Yahia: Da ist nichts dramatisiert worden. Es war kein Fußballspiel, es war Krieg! Wir mussten um unser Leben fürchten.

SPOX: Karim Matmour sagte, er hatte "Angst und möchte so etwas nie mehr erleben". Khaled Lemmouchia erzählte, dass "einige Spieler bei uns leichenblass waren, andere wie gelähmt". Wie haben Sie das ganze erlebt?

Yahia: Bei Auswärtsspielen in Afrika erlebt man die seltsamsten Dinge, aber ich habe noch nie Angst um mein Leben gehabt. Das war Terror pur.

SPOX: Wie darf man sich die Rivalität beider Länder vorstellen?

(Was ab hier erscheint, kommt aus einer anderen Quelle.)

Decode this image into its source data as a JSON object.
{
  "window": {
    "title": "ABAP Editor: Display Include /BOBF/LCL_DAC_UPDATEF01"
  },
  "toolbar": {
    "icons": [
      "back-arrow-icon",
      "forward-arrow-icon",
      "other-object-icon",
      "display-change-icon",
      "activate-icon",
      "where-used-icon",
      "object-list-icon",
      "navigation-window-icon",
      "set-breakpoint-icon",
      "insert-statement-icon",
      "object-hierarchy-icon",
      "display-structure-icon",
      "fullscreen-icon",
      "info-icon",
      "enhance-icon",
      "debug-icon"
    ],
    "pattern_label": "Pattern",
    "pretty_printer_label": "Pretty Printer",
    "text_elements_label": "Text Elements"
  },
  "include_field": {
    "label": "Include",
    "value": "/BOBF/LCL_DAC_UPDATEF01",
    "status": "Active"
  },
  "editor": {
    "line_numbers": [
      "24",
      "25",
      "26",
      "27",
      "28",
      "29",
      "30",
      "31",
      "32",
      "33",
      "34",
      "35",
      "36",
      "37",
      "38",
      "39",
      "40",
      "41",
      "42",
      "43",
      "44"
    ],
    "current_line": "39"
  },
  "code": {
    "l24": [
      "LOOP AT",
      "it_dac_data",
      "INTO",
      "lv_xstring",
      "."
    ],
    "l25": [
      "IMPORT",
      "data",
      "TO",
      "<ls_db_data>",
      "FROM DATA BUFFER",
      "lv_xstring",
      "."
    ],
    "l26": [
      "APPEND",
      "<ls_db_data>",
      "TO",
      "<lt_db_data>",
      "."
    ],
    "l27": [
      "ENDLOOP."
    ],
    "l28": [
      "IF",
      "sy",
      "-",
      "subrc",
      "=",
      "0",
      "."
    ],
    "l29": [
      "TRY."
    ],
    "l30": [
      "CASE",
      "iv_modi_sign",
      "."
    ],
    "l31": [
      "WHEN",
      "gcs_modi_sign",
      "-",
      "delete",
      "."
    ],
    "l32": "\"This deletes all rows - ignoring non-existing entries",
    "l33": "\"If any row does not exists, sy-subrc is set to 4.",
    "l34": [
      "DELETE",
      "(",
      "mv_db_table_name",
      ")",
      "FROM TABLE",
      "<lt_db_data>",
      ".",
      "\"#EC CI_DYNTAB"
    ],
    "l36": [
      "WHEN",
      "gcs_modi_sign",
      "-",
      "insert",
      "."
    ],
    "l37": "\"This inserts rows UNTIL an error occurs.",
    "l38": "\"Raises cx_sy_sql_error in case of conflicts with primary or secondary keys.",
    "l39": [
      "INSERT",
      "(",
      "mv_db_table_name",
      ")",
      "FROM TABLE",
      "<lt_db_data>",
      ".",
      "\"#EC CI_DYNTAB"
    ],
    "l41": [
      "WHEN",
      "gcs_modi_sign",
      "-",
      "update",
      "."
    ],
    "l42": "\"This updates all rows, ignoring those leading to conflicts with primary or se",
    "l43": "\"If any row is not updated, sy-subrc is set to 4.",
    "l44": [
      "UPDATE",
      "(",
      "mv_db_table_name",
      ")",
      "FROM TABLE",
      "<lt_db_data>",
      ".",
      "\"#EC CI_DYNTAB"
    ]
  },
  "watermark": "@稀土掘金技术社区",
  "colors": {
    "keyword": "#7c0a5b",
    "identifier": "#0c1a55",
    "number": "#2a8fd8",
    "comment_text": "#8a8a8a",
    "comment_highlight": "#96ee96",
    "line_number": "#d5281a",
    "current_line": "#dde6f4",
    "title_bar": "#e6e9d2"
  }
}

Yahia: Vor zwanzig Jahren gab es ein Spiel, bei dem wir vergleichbare Dinge gemacht haben. Seitdem gibt es eine große Rivalität. Aber so etwas hätte ich nie erwartet. Beim Hinspiel haben wir alle Ägypter mit einer Blume empfangen.

SPOX: Warum?

Yahia: Damit wollten wir zeigen, dass es eine gute Beziehung zwischen den beiden Ländern gibt. Vor dem Rückspiel sagte der Präsident des ägyptischen Verbands dann: "Jeder Algerier bekommt einen Stein von uns." Das steht in der Presse, genauso wie seine Aussage, dass die Ägypter mit uns machen können, was sie wollen.

SPOX: Haben Sie Befürchtungen, dass beim Entscheidungsspiel im sudanesischen Omdurman erneut etwas passiert? Schließlich wollte Ägypten den Sudan als Austragungsort.

Yahia: Nein. Die meisten Leute dort sind für Algerien. Der Sudan wurde lange Zeit von Ägypten besetzt und unterdrückt, von daher hat die Bevölkerung nicht viel für die Ägypter übrig. Am Mittwoch wird es für uns auch aus diesem Aspekt einfach, denn Ägypten hat definitiv kein Heimspiel. Die Sudanesen jedenfalls haben gesehen, was passiert ist und werden uns unterstützen.

SPOX: Glauben Sie wie viele andere Algerier auch, dass die FIFA lieber Ägypten als Algerien bei der WM sehen will?

Yahia: Die FIFA ist dazu da, gerecht zu urteilen. Das ist nach dem Spiel in Ägypten wichtig.

SPOX: Was würde eine WM-Teilnahme für Algerien bedeuten?

Yahia: Das ganze Land steht hinter uns. Wenn sie könnten, würden alle Algerier in den Sudan reisen, um uns zu unterstützen. Und für mich würde mein größter Traum in Erfüllung gehen.

SPOX: Wie stehen die Chancen?

Yahia: Wir sind bereit und ich bin hundertprozentig überzeugt, dass wir das Spiel gewinnen werden.

SPOX: Wie bereiten Sie sich als Team auf ein so brisantes Spiel vor?

Yahia: Wir wollen einen sportlichen Sieg, nicht einen Sieg des politischen Drucks, wie das in Ägypten der Fall war. Dort trug man das Spiel vom Sport in die Politik - das gehört sich nicht. Vor der Partie hatten beide Länder keine Probleme miteinander, und jetzt gibt es fast diplomatische Verwicklungen. Wir haben alles abgespeichert, was in Ägypten vorgefallen ist und vergessen nichts.